Baixista afirma que voltou a compor com Alex Lifeson e não descarta material inédito da banda após a Fifty Something Tour
A aguardada turnê de reunião do Rush, que passará pelo Brasil no início de 2027, pode não ser o único projeto da lendária banda no horizonte. Em entrevista recente, o baixista e vocalista Geddy Lee indicou que a possibilidade de material inédito do grupo ainda não está descartada — embora qualquer plano nesse sentido precise esperar o fim da nova série de shows.
Segundo o músico, a ideia inicial era trabalhar em novas composições antes mesmo de a celebração da carreira do Rush ganhar forma. No entanto, o reencontro criativo com o guitarrista Alex Lifeson acabou abrindo uma porta inesperada.
Lee explicou que imaginava desenvolver novas músicas sozinho, mas a experiência de voltar a tocar com Lifeson reacendeu a possibilidade de uma colaboração entre os dois. Ainda assim, o processo acabou sendo interrompido temporariamente por causa da intensa preparação para a turnê.
“Há muito trabalho envolvido para colocar esses shows de pé, então é impossível pensar em outra coisa agora”, comentou o músico à MusicRadar (via Guitar World). “Mas quando tudo terminar e tivermos tempo para descansar no Canadá, quem sabe o que pode acontecer? Tenho a sensação de que alguma música nova pode surgir eventualmente.”
Outro ponto interessante levantado por Lee envolve a baterista Anika Nilles, recrutada para assumir as baquetas durante a nova fase da banda após a morte de Neil Peart em 2020. O vocalista afirmou que seria interessante explorar o potencial criativo da musicista em um eventual processo de composição.
“Seria divertido ver o que ela poderia fazer em uma situação criativa”, comentou, deixando claro, porém, que qualquer plano ainda está no campo das possibilidades.
O entusiasmo em torno do Rush aumentou consideravelmente desde o anúncio da Fifty Something Tour, revelada em outubro. Além do Brasil, a turnê passará por Canadá, Estados Unidos e México e marca o retorno do grupo aos palcos após anos de hiato. A demanda foi imediata: os ingressos para diversas datas esgotaram rapidamente.

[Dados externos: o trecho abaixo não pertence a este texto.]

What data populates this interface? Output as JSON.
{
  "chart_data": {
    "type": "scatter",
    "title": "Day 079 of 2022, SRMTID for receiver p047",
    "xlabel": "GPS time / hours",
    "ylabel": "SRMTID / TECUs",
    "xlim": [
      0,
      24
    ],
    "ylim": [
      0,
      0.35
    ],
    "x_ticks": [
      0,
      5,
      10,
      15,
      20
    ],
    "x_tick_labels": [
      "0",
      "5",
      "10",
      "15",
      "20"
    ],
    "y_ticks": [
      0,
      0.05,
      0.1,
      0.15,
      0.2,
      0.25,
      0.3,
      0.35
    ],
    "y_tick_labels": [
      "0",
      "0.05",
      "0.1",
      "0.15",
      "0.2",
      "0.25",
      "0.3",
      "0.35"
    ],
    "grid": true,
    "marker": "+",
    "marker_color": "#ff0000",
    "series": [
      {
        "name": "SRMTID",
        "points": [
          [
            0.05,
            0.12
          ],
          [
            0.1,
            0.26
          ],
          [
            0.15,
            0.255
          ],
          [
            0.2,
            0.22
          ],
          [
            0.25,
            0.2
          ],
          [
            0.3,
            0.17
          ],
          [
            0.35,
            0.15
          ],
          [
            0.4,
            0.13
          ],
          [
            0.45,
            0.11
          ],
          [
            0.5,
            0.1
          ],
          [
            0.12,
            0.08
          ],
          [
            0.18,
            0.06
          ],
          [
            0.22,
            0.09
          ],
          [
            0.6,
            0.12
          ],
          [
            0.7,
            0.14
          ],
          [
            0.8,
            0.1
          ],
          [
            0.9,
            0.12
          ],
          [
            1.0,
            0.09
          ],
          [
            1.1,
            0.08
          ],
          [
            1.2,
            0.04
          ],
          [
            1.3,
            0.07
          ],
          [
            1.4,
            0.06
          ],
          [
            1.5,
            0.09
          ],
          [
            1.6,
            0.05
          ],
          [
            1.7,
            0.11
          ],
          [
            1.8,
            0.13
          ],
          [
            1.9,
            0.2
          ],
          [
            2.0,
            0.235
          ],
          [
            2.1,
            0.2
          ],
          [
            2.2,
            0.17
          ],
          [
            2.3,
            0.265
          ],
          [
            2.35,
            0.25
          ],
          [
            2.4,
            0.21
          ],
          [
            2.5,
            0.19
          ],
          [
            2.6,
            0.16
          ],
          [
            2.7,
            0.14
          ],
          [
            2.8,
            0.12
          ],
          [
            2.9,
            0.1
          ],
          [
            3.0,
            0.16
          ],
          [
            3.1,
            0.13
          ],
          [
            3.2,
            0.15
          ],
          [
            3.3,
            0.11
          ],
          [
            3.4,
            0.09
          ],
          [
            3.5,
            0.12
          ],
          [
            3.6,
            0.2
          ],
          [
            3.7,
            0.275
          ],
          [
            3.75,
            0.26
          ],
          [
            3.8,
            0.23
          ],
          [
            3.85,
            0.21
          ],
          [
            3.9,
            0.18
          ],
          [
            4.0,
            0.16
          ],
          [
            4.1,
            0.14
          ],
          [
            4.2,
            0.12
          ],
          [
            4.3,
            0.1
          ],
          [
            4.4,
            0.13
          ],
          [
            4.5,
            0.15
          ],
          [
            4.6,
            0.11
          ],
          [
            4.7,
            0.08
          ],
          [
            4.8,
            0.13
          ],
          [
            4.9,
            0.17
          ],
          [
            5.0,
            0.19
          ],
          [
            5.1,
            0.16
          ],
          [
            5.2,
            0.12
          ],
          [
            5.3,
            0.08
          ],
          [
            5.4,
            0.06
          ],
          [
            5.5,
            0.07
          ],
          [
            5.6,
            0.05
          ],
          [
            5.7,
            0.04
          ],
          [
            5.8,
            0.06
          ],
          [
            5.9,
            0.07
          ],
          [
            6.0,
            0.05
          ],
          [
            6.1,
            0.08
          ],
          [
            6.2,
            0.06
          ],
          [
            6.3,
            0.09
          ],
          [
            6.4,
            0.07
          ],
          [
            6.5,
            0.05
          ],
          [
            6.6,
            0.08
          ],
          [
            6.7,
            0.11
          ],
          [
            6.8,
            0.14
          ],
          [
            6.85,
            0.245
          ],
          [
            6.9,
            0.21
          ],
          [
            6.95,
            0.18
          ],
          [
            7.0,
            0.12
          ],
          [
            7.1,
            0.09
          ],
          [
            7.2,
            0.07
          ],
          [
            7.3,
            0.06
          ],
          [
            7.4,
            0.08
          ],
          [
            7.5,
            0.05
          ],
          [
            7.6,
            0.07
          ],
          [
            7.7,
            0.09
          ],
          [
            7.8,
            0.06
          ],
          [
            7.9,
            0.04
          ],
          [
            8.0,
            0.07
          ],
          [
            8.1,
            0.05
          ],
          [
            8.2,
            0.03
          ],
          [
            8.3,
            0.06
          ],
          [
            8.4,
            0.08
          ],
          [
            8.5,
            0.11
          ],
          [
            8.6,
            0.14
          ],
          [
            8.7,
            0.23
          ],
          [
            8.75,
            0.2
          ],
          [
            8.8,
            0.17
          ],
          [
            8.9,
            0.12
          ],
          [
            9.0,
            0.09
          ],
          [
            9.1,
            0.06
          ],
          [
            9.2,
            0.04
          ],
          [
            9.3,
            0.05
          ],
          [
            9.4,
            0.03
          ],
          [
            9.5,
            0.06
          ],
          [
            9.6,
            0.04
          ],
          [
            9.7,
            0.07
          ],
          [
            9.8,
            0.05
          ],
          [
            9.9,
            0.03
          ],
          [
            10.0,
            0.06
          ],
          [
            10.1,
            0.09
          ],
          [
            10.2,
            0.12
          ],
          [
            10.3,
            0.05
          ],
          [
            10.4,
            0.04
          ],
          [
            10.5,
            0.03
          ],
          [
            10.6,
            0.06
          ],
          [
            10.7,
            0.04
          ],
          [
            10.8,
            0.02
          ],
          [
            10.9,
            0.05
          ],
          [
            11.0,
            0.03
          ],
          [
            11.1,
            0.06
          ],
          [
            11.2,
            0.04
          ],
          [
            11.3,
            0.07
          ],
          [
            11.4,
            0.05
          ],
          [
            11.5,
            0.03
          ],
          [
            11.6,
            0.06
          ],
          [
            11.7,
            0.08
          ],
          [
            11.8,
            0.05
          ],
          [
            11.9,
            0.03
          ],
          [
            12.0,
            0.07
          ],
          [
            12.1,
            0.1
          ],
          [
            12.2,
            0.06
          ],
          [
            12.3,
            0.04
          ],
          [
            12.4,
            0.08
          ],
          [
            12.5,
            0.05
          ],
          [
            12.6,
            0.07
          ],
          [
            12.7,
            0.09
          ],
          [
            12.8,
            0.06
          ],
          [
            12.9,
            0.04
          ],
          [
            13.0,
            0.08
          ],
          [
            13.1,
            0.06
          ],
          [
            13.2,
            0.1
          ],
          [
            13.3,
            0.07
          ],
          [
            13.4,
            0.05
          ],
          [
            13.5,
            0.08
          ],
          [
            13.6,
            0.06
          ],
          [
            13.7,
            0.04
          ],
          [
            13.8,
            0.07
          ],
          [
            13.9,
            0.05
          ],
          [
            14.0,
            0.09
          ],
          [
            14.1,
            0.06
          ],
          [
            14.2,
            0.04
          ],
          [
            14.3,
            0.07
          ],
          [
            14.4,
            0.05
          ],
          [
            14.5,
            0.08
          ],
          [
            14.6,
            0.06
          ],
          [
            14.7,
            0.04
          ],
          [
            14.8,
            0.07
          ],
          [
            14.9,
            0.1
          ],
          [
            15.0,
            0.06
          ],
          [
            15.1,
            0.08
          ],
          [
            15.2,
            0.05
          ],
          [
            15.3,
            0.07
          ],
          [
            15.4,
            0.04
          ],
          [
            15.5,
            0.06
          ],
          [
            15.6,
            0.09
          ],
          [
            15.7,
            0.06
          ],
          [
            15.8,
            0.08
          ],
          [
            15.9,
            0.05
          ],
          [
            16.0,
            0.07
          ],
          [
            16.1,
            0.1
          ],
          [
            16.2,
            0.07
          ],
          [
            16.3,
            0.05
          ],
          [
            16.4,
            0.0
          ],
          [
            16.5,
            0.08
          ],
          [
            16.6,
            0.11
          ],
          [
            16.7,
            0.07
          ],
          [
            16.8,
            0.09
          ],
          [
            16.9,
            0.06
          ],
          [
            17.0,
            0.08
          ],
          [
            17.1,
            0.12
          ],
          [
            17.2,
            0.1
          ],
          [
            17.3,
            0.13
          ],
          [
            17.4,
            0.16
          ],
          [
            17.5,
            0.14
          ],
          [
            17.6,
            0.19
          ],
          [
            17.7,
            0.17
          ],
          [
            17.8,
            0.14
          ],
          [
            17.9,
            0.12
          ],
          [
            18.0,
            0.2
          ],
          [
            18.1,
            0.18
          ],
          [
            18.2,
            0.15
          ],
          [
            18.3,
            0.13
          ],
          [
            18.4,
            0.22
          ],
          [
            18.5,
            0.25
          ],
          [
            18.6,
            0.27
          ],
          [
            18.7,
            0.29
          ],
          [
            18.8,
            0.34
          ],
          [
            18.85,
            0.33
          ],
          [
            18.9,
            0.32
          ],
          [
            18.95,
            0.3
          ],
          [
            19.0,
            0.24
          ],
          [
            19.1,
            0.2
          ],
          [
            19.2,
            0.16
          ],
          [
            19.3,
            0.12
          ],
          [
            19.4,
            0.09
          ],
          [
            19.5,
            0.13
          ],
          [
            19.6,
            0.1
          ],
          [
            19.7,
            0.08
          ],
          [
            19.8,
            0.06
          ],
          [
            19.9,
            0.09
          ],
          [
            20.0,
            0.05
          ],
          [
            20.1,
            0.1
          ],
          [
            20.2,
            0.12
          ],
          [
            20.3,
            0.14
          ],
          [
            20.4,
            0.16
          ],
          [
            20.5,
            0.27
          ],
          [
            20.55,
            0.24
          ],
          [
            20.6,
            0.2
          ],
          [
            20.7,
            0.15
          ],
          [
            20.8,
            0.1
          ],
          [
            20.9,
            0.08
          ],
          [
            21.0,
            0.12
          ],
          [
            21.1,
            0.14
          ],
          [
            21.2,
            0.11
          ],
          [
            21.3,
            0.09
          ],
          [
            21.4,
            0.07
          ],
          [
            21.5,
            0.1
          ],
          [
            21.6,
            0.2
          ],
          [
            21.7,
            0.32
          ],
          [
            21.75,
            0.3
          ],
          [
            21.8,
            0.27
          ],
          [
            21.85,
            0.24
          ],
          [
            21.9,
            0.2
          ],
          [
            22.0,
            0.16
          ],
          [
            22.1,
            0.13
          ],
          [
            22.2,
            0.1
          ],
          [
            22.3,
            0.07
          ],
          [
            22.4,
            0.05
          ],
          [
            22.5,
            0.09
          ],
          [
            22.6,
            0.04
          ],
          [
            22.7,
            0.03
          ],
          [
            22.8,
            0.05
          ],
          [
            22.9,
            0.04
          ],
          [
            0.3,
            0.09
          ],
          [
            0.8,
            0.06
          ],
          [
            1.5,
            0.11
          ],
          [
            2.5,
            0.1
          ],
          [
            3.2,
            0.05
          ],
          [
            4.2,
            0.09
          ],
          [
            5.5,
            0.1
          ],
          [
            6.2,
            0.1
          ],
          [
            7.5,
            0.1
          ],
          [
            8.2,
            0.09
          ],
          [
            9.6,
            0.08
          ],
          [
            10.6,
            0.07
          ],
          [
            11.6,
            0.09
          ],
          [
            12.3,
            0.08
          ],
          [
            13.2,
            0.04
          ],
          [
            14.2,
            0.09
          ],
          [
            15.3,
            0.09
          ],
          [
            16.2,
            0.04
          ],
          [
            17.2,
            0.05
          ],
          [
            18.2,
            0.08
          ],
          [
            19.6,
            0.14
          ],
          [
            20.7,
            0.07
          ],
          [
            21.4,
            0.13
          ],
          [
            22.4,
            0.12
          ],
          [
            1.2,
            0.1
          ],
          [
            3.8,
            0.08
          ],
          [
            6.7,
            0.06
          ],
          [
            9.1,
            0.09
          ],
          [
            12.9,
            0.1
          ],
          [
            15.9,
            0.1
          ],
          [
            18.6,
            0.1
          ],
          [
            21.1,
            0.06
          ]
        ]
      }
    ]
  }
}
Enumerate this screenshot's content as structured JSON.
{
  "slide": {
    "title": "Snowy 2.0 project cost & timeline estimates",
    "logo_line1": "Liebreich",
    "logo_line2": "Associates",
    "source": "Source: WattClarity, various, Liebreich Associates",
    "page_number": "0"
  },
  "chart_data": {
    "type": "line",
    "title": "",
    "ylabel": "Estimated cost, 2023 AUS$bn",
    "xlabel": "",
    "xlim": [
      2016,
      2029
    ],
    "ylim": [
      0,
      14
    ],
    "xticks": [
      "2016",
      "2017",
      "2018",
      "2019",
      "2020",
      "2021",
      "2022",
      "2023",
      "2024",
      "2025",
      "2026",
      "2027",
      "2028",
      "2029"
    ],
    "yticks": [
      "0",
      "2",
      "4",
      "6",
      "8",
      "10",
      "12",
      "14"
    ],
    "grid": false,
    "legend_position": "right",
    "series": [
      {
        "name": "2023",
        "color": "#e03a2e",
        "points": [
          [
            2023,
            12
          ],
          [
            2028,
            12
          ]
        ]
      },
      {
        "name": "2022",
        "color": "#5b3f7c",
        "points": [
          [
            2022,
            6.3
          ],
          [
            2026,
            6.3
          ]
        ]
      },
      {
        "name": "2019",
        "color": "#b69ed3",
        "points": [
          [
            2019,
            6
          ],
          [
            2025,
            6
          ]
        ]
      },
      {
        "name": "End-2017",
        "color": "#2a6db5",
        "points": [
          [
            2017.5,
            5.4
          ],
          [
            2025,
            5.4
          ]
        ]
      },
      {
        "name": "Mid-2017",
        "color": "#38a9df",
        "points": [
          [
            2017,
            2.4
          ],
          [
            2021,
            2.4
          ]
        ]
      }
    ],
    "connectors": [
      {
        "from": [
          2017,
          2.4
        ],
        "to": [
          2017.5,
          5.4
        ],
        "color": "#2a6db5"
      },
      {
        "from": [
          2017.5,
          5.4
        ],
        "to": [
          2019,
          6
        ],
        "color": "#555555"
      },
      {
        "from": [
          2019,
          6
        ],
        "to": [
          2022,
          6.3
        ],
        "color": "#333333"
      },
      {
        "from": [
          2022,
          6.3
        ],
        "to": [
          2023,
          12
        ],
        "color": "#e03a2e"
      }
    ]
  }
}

Nos shows, a banda promete apresentações em dois sets por noite, com repertórios variados montados a partir de um catálogo de cerca de 35 músicas, incluindo clássicos e faixas queridas pelos fãs.
Se depender do clima de reencontro entre Lee e Lifeson, a nova fase do Rush pode ir além de uma celebração nostálgica — e eventualmente render também novas páginas na discografia da banda.
O Rush é uma das bandas mais influentes da história do rock progressivo. Formado em 1968, no Canadá, o grupo ficou conhecido pela combinação de virtuosismo técnico, letras complexas e experimentação sonora. A formação clássica contou com Geddy Lee (baixo, teclado e vocal), Alex Lifeson (guitarra) e Neil Peart (bateria e principal letrista), que entrou na banda em 1974. Ao longo de mais de quatro décadas de carreira, o trio lançou álbuns marcantes como 2112 (1976), Permanent Waves (1980) e Moving Pictures (1981), conquistando milhões de fãs com clássicos como ‘Tom Sawyer’, ‘Limelight’ e ‘The Spirit of Radio’. O Rush havia encerrado suas atividades após a morte de Neil Peart em 2020, mas anunciaram a volta em 2025, com a baterista alemã Anika Nilles.